When she was a college student, one of her uncles was sentenced to life in prison on cocaine charges. But another one of her uncles was the chief of police in Miami. A third uncle was a sex-crimes detective. And her brother worked for a time as a police officer in Baltimore.
Judge Jackson herself has long demonstrated an interest in criminal justice. Her undergraduate senior thesis at Harvard College in 1992 criticized the plea bargaining system. It was titled "The Hand of Oppression: Plea Bargaining Processes and the Coercion of Criminal Defendants."
Early in her legal career, she worked as a staff member at the United States Sentencing Commission, and in 2009, President Barack Obama nominated her to be a member of the commission. During her tenure, it made a bipartisan decision to back retroactively reducing some sentences for past crack cocaine convictions.
She also served as an assistant public defender in the District of Columbia from February 2005 until June 2007. There, she mostly specialized in appeals.

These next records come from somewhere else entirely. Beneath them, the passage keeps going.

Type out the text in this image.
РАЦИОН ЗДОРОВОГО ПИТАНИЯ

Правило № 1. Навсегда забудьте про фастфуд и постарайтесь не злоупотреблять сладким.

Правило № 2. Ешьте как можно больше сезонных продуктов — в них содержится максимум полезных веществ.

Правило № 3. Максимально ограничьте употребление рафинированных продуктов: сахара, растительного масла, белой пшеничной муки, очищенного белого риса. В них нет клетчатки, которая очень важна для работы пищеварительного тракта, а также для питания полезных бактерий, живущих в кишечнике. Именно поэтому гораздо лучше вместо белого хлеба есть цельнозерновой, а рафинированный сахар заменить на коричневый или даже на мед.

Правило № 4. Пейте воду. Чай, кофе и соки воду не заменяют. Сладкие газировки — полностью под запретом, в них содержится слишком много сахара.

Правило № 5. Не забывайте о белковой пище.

No sitting Supreme Court justice has a background in public defense.
During her previous confirmations to join the district court and then an appeals court, Judge Jackson talked about her police officer relatives — though not the uncle who went to prison — while parrying questions about whether her past suggested she might be unduly sympathetic to criminals.
"Having lawyers who can set aside their own personal beliefs about their client's alleged behavior or their client's propensity to commit crimes benefits all persons in the United States," she wrote in response to a senator's question, "because it incentivizes the government to investigate accusations thoroughly and to protect the rights of the accused during the criminal justice process."
In the aggregate, she added, that "reduces the threat of arbitrary or unfounded deprivations of individual liberty."